Although transplant recipients may be immunosuppressed and at risk for opportunistic infections, particularly from viruses and fungi, in the event of bacteremic sepsis they fare better than non-transplanted hosts.Why? It is quite likely that the immunocompromised state down regulates the inflammatory response of sepsis, improving survival.
Once again, empiric data and observation contradict intuition.
It is a common opinion that antibiotics are misused in US hospitals. The fears of evolving antibiotic resistance continue to grow.
When empiric antibiotics are prescribed on hospitalized patients, how appropriately are they prescribed and how quickly are they streamlined or discontinued? Here is an article published in Lancet Infectious Diseases which raises concerns in my opinion.
Across 6 US hospitals ( 2 university hospitals, a public community hospital and 3 private community hospitals) over a course of one year, of the 1200 selected patients on antibiotics, 30% had no fever and normal WBC counts, appropriate cultures were obtained on 59% of patients and, after 5 days of therapy, 66 % of patients had no change in their antibiotic therapy.
Antibiotics are overused, particularly ones with a broad therapeutic spectrum, frequently on patients with no clinical signs of infection or fever. Concerning.

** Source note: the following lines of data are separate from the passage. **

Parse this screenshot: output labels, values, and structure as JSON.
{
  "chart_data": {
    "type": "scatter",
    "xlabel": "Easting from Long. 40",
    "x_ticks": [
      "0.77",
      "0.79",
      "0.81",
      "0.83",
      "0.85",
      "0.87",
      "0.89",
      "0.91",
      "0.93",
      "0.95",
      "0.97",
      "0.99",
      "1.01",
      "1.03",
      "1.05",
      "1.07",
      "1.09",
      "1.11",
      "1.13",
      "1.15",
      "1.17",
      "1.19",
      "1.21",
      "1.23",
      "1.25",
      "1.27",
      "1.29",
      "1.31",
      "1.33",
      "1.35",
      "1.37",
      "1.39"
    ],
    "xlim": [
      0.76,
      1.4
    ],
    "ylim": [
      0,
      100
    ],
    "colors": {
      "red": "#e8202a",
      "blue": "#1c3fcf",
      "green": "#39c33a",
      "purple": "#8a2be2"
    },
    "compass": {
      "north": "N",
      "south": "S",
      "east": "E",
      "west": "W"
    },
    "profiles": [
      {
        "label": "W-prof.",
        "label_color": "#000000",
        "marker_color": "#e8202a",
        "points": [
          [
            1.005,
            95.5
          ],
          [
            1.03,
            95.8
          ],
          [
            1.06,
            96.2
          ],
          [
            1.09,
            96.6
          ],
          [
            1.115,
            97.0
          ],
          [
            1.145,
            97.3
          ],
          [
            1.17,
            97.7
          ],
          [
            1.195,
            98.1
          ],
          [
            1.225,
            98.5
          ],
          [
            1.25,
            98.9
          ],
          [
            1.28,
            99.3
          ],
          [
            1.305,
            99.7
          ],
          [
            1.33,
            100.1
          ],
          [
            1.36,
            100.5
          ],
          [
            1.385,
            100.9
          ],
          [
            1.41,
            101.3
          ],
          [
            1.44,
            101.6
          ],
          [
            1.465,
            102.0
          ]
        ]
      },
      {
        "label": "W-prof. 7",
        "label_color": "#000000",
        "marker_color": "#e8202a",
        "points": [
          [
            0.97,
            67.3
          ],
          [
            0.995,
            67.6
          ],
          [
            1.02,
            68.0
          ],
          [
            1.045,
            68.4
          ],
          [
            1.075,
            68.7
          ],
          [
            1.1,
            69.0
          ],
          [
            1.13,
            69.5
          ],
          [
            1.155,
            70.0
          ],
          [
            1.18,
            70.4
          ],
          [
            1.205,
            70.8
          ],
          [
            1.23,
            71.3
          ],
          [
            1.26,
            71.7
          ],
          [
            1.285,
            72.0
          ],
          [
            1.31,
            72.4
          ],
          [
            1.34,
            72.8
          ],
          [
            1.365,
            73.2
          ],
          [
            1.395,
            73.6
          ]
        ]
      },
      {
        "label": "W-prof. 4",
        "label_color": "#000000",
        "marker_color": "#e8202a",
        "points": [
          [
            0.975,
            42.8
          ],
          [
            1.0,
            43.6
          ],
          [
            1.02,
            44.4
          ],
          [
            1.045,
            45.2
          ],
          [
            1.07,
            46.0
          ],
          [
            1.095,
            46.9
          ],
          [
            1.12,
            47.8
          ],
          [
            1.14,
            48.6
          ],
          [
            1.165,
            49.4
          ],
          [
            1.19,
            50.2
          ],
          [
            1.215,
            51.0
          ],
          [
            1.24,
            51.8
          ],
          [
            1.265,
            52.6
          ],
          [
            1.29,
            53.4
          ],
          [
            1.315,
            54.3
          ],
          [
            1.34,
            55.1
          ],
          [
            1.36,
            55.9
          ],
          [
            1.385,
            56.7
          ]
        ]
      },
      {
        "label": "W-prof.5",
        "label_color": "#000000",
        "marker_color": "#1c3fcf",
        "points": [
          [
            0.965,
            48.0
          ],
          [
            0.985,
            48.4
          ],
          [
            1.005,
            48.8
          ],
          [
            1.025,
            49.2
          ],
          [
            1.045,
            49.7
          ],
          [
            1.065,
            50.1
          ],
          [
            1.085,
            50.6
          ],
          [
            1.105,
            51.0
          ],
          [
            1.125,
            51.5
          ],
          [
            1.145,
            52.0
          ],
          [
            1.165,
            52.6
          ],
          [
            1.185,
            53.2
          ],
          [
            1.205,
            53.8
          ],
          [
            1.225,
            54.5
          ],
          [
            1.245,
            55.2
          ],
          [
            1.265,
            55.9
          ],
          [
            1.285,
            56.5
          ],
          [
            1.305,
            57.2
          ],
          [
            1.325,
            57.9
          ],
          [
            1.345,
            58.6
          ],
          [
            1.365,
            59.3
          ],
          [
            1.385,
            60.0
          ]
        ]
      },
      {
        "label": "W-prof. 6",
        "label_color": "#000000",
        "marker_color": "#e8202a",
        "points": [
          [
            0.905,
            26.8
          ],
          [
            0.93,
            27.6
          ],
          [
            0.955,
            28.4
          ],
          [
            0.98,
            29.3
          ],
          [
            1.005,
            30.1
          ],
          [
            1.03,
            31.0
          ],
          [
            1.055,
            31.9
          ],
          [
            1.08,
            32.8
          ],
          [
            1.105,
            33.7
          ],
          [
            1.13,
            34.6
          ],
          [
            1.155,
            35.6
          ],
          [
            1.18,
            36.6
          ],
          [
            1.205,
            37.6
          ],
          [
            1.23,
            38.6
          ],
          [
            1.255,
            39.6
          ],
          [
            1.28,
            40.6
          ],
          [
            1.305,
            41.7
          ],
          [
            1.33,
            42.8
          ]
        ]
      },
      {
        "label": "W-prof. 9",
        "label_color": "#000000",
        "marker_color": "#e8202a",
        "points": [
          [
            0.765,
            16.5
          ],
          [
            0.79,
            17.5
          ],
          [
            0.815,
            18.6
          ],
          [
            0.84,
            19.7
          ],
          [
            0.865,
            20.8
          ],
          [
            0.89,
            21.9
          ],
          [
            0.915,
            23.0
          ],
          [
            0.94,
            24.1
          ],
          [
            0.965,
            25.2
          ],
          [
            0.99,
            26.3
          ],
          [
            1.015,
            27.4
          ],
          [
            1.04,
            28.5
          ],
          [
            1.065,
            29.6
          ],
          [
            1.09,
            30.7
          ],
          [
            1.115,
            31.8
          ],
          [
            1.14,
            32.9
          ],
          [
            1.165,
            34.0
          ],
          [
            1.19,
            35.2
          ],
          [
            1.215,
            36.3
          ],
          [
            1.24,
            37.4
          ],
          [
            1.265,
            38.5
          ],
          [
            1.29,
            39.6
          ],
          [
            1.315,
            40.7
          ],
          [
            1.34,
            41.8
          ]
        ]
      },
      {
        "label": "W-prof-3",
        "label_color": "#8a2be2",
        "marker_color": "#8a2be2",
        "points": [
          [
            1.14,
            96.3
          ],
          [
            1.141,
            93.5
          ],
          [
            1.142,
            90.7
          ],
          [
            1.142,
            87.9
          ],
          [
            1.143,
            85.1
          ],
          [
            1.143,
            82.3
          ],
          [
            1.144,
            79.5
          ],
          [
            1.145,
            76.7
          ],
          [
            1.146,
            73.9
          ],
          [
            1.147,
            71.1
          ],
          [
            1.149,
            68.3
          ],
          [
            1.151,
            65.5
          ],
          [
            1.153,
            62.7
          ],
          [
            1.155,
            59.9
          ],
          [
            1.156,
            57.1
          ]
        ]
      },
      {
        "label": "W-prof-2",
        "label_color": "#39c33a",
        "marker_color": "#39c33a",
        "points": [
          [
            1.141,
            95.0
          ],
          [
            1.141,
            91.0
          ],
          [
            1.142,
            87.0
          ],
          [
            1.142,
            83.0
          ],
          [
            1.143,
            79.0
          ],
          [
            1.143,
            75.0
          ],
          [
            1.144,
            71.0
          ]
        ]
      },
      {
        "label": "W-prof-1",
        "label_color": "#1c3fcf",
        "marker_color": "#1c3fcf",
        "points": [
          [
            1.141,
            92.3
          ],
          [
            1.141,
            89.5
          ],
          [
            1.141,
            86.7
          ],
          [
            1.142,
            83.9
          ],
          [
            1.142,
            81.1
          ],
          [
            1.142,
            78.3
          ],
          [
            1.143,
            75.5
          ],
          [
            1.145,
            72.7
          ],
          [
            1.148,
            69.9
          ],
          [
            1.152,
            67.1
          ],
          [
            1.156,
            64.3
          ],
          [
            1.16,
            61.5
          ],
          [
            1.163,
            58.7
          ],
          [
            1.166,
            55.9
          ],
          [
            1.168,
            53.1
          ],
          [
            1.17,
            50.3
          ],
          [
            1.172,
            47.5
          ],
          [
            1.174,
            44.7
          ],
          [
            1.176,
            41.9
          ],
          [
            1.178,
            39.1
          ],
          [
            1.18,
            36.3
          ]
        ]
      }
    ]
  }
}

We only have ourselves to blame for the ongoing rise in drug resistance and C.difficile infections.
Ventilator associated pneumonia (VAP) is the least common yet the most dangerous of hospital acquired, device associated infections.
Selective digestive decontamination (SDD) works for the prevention of VAP. Many infectious diseases, including myself, have an aversion to prescribing antibiotics for preventive measures, largely owing to the fear of selecting antibiotic resistant organisms. For many, this is dogma.
This recent paper, a systematic review and meta-analysis published in Clinical Infectious Diseases, summarizes much of the data in VAP prevention and challenges our hang ups. Current data suggests that SDD is one of the most effective measures to prevent VAP and reduce mortality.
We must rethink our objections to SDD for VAP prevention and push ourselves to study both the short and long term benefits of digestive decontamination.
Interventions should be guided by data. Data trumps dogma.
I spent much of the last 2 weeks covering the ID services in the hospital. The pace was fast and the patient load was heavy. These last few weeks had me reflecting on how my time is actually spent in the hospital and how often I am distracted by phone calls, pages etc.
I dug up this article, on how hospitalists spend their time. Much of it is on indirect patient care activities, such as charting and making phone calls, coordinating care. Per this publication, only 18% of the time in the hospital is spent on actual patient care. I believe it.
Next, I found this article on interruptions and breaks-in- task in an emergency department. An "interruption" was defined as event that briefly required the attention of the doctor but did not result in switching to a new task. A "break-in-task" was defined as an event that resulted in changing tasks. Not surprisingly, per each 180-minute review period, there were on average 40 interruptions and 21 breaks-in-task. Are airline pilots distracted as often when flying a plane?
We are driven to distraction and this certainly cannot be good for either efficiency or patient outcomes. The challenge lies in quantifying the impact of distractions on patient safety, and, in response, designing systems where patient care is both the primary focus and is insulated from unnecessary distractions. This would be huge.